Bond energy is the amount of energy released when 1 mole of bonds are formed from the isolated atoms in the gaseous state or the amount of energy required to dissociate one mole of bonds present between the atoms in the gaseous molecules.
It is represented by Δ b H or Δbond H.
For diatomic molecules like H2, O2, N2, Cl2, HCl, HF etc. the bond energies are equal to their dissociation energies. These may also be called as their enthalpy of atomisation.
For polyatomic molecules ,the bond energy of a particular bond is not the same when present in different types of compounds.
The bond energy of a particular type of bond is not same even in the same compound.
For Ex: In CH4 the bond energy for first, second ,third and fourth C-H bonds are not equal: their values being 427, 439, 452 and 347 KJ mol-1
ΔaH° = 427 + 439 + 452 + 347
ΔaH° = 1665 KJ mol-1
To calculate bond energy, an average is taken.

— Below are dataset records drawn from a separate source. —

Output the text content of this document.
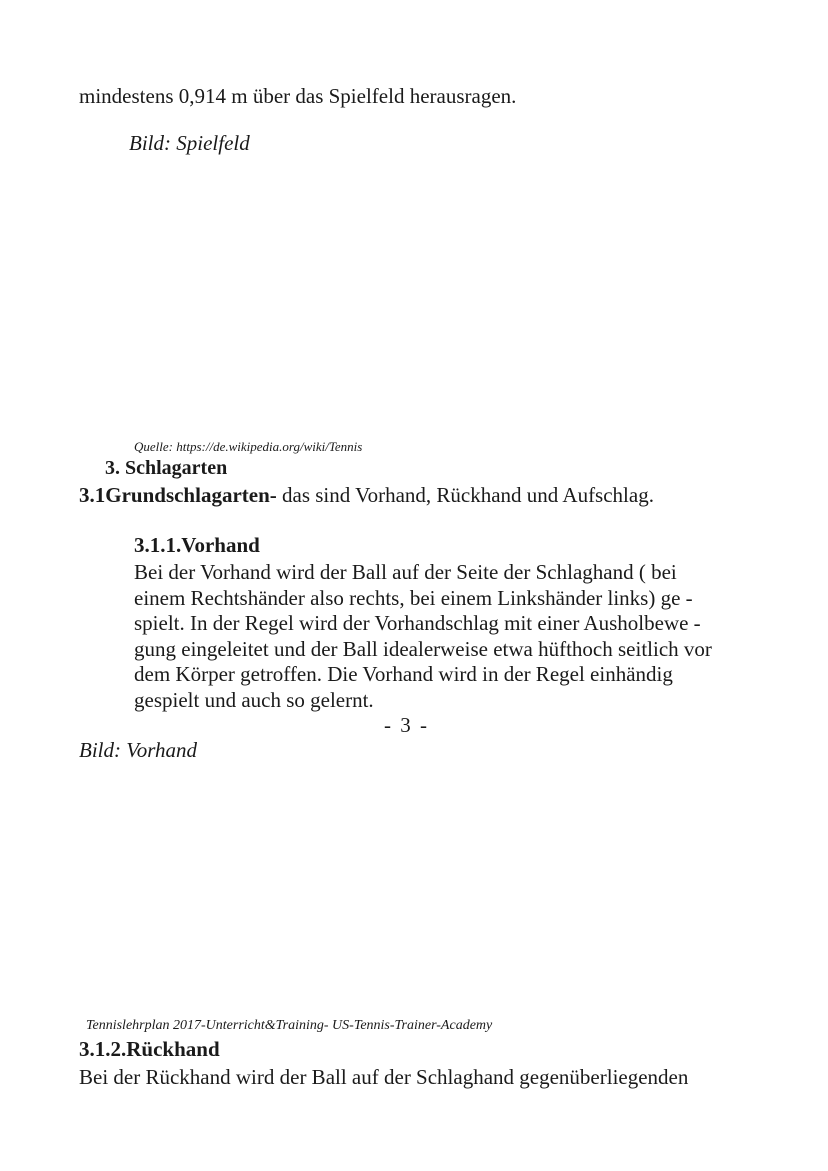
mindestens 0,914 m über das Spielfeld herausragen.
Bild: Spielfeld
Quelle: https://de.wikipedia.org/wiki/Tennis
3. Schlagarten
3.1Grundschlagarten- das sind Vorhand, Rückhand und Aufschlag.
3.1.1.Vorhand
Bei der Vorhand wird der Ball auf der Seite der Schlaghand ( bei
einem Rechtshänder also rechts, bei einem Linkshänder links) ge -
spielt. In der Regel wird der Vorhandschlag mit einer Ausholbewe -
gung eingeleitet und der Ball idealerweise etwa hüfthoch seitlich vor
dem Körper getroffen. Die Vorhand wird in der Regel einhändig
gespielt und auch so gelernt.
- 3 -
Bild: Vorhand
Tennislehrplan 2017-Unterricht&Training- US-Tennis-Trainer-Academy
3.1.2.Rückhand
Bei der Rückhand wird der Ball auf der Schlaghand gegenüberliegenden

ΔC-H = 1665 / 4 = 416 KJ mol-1
Bond energy usually means bond dissociation energy. It is always taken as positive because it is the energy required and not the energy released. It is the energy for one mole of a particular type of bonds and not for 1 mole of the substance.
Bond dissociation energies are obtained at 0 K by spectroscopic method whereas bond enthalpy are calculated by considering combustions from heat capacities and pΔV terms.
Bond enthalpy helps to calculate the enthalpy of formation of atoms.
For polyatomic molecules ,the bond enthalpy of a particular bond is found from the values of the enthalpies of formation.
Bond enthalpy of heteronuclear diatomic molecules can be obtained directly from the experiments or may be calculated from the bond enthalpies of homonuclear diatomic molecules.